ELA: Okay, but, you know, another piece of this conversation, and it’s not new to professional hockey, is that, you know, for the foreseeable future, it looks like national team players are going to be elsewhere. And I think that, that there’s another piece of the conversation that I think is more complex, the idea that the league is going to offer players like yourself who didn’t always crack the the roster and get on the bench. So, I mean, do you think it’s fair to have these conversations? Are these some of the things that you thought about going into this season, that roster spaces would be open? Where are you at with that?
RM: Well, I have to be 100% honest, obviously that was a huge consideration for me, why I signed. I’ve sort of been in that role for the past three seasons. And I was never, not really, in that type of role ever previously in my career. So it’s been something new for me. But at the same time, I think my, what’s been really rewarding about it is just, you know, teammates, even even staff members, even members of the media, pulling me aside and saying, you know, what you do for the team in the organization, the league, doesn’t go unnoticed.

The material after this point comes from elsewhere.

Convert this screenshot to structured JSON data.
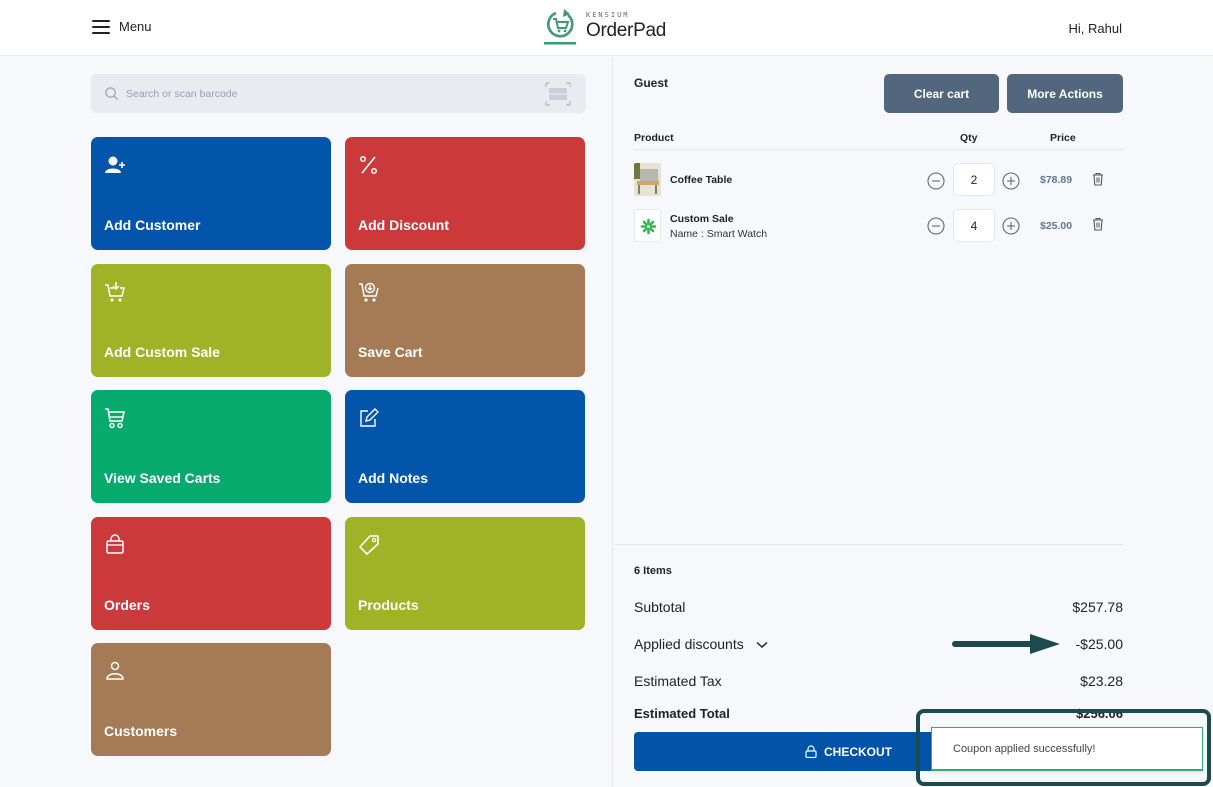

For example, my teammates have called out my ability to push them in practice, or just, you know, being a leader, leading by example, and just doing the little things even though I might not always have the most minutes every game. So I mean, that feels good. And obviously, you want to be that top player that your teammates can rely on. And that’s a role that I would like to fill this season.
But at the same time, I value myself as a player and a teammate, and it’s been nice that other people have recognized it and those types of players in any league and any team, they are an important piece to the puzzle.

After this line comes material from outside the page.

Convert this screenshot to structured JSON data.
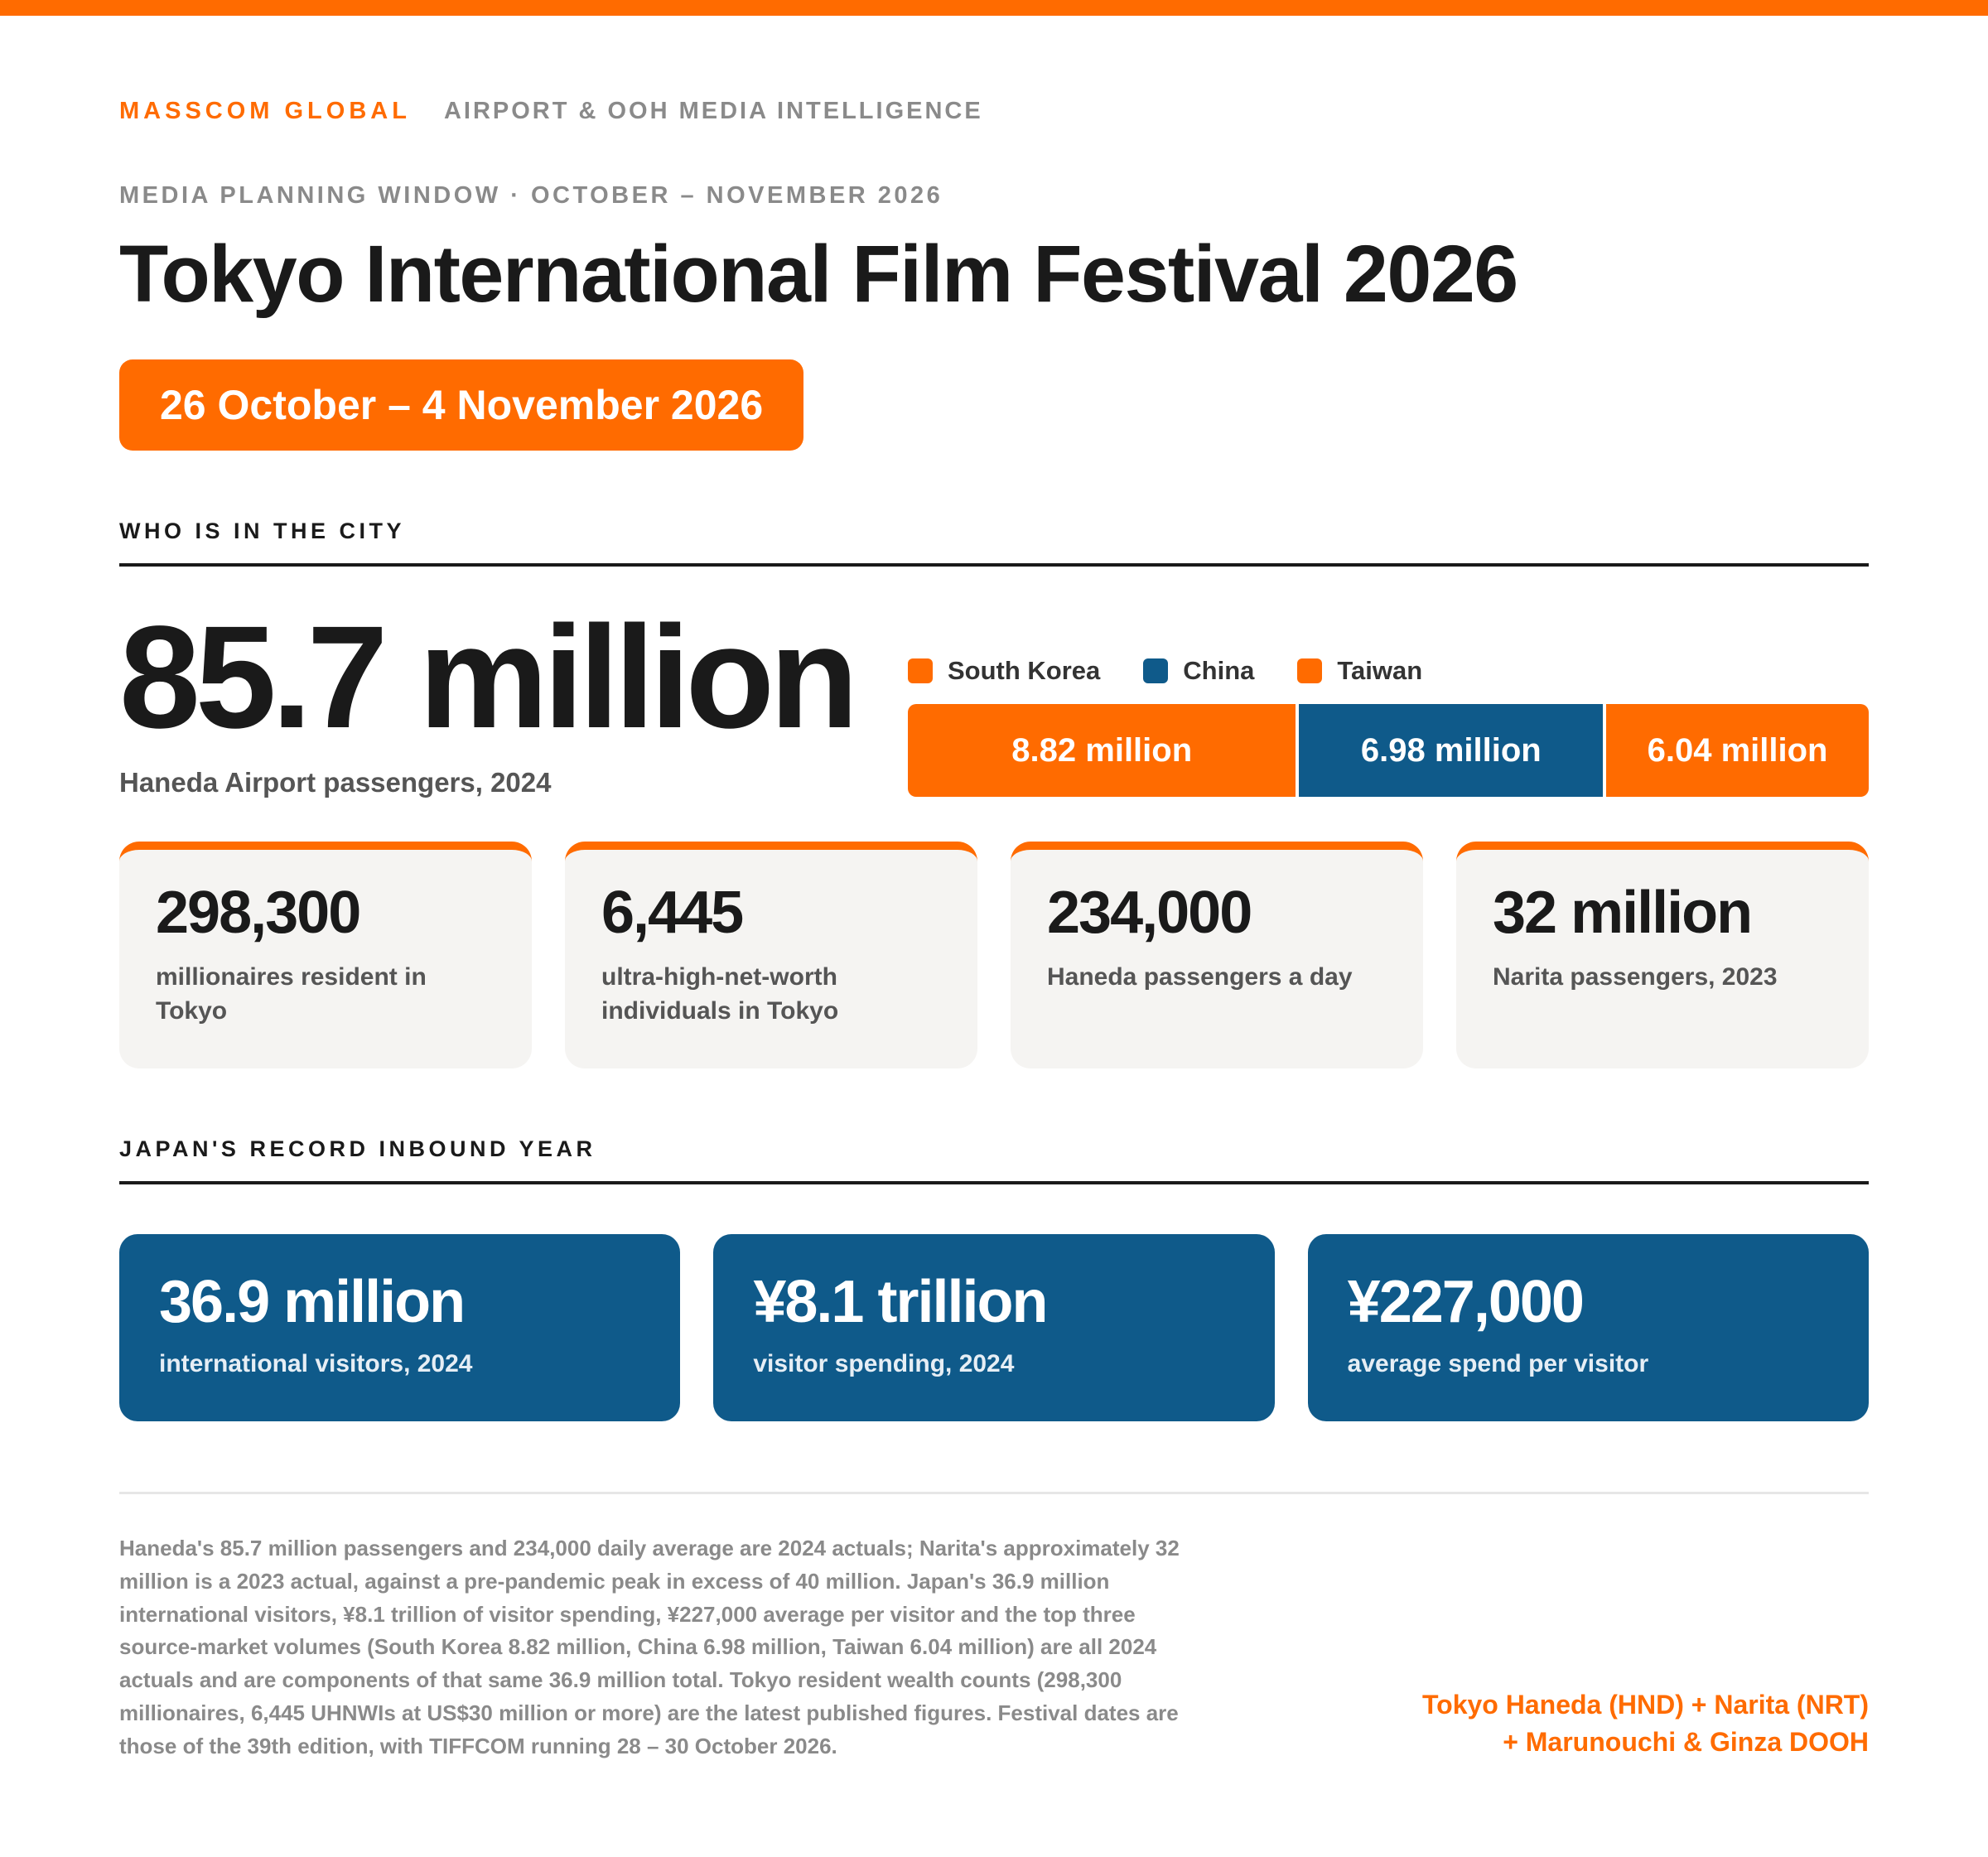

So I’ve sort of learned how to, you know, fill that role and still get all everything out of the experience that I that I possibly can. Because it’s hard, it’s hard sometimes, you know, when you’re putting in just as much time and effort and doing everything you’re supposed to do. When you know, it might not always come in the form of ice time or playing in the big situations. But like I said, every team needs those type of players and the fact that I’ve been able to play defense and forward you know, I’ve essentially learned a new position, which has been really fun for me. It was very challenging at first, but I was more of an offensive defenseman, so it kind of made sense.
I’ve just enjoyed learning new things and being someone that my teammates can can count on not only on the ice, but but off the ice. So hopefully moving forward, I can still continue to have that role, but also be more of an impact player.